MEMBERS REPRESENT 30% OF ECUADOR GDP

Ecuador 2020 | ECONOMY | VIP INTERVIEW

TBY talks to Patricio Alarcón, President of Quito Chamber of Commerce, on training students, improving Ecuador's image abroad, and new trade agreements.

How has the Quito Chamber Commerce positioned itself as a promoter of a market-friendly economy in Ecuador?

The Quito Chamber of Commerce is more than 100 years old, and was the first business organization founded in the city, initially representing all sectors of the Ecuadorian economy. Our members represent around 30% of Ecuador's GDP. Chambers of commerce in the country went through changes when the mandatory affiliation was waived, and we then focused on bringing added value to our members through our services and projects. Currently, one of our projects is the centre for commercial studies, that trains students in different areas every year. There is also a research area, that is in charge of analysing macroeconomic data and carrying out research on specific topics or sectors. The Chamber also provides legal consulting to our affiliates. We lead the National Ecuadorian Committee, a large organization that has 97 business organizations as affiliates. The Quito Chamber is also the only Ecuadorian representative of the International Chamber of Commerce, which is the largest business organization in the world. We have some commissions within the ICC programme, including an integrity and transparency commission, the first in the private sector. Our team works on analysing the legislative framework affecting business in Ecuador, lobbying to propose changes that best match the needs of the business community. At the moment, we are working closely with the government on the plans for Ecuador to join the Pacific Alliance. We are also conducting negotiations for a free trade agreement with the US. We are happy to say that we are not only a valuable organization for our represented stakeholders, but also for the country a whole.

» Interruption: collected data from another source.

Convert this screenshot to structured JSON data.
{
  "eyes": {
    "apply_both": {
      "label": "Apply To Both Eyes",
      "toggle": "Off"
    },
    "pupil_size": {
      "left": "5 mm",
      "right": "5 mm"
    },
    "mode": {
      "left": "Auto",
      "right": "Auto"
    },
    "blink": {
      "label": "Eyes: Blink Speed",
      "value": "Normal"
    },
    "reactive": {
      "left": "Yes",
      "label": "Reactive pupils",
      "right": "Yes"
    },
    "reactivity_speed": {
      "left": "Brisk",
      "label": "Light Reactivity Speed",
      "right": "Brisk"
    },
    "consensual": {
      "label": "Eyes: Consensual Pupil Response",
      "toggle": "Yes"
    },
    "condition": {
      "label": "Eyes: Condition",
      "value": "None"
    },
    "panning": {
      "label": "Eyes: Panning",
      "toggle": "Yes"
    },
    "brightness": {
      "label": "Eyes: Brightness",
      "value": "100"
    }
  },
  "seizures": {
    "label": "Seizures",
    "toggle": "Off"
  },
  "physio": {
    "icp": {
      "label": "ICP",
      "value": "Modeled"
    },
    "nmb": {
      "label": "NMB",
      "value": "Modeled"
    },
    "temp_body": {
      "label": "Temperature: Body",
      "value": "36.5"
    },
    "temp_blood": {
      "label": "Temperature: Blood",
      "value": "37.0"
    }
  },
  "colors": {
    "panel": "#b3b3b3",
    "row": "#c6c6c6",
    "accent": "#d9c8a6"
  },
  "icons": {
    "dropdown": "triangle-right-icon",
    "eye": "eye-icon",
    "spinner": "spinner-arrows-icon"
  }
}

Which services are tailored by the Chamber to guarantee a soft-landing of international companies coming into the country?

Our chamber has collaborated with the Municipality of Quito and business organizations to create Quito Invest, which is an agency dedicated to ease the process for any investor coming to Ecuador and choosing Quito as base for their operations. At the same time, we liaise regularly with the Secretary of Productive Development and Competitiveness of Quito to analyse the city's regulations with regard to FDI, and how it can be improved to raise the profile of Quito as a business hub within the Andean region.

What are the challenges for Ecuador to consolidate a positive image outside of the country?

The current government has done a great job, and many institutions are independent again after 10 years . The country is back on track, on a democratic path where we can finally breathe the air of freedom and rule of law; however, the economy needs further liberalization. Ecuador is inheriting an oversized administration, which is slowly adjusting, and reducing expenditure. The great challenge to the private sector is support the economic growth of the country, in order to become that, regulatory changes are still due, as for example, according to our constitution, the private sector should operate in strategic sectors only if the state requires it specifically. We need faster and more efficient legal mechanisms for building new hydroelectric plants for example. We need to speed up environmental permits to promote responsible mining. Bilateral investment treaties need to resume in order to create certainty for investors, the pension fund in Ecuador needs management that that better serves workers. These are changes that the country needs to make internally, and that this Chamber firmly advocates for. If we consolidate our internal market and we make it efficient and dynamic, that will be our best presentation toward the world.

What is your evaluation of the new commercial policy of the country, and what are the priorities for new trade agreements?

The commercial policy of the country is very well managed, and the current administration has a clear roadmap. Ecuador decided to open to international trade. The country is going from isolation and protectionism to promoting open trade. In 2017, a treaty with the European Union came into effect, which yielded positive results and provided space for a more ambitious commercial policy. Now, Ecuador is in the process of joining the Pacific Alliance, which offers an entrance to Asia. It will allow us to negotiate better with the US. In order to enter as an associate member of the Pacific Alliance, an agreement will be required with Mexico, boosting bilateral trade between the two countries. Ecuador also signed an agreement with the European Free Trade Association. New regions for trade are under consideration. Ecuador is now more aware of the need to reach further and promote our exports. Trade can help relieve poverty in the country, while also raising living standards.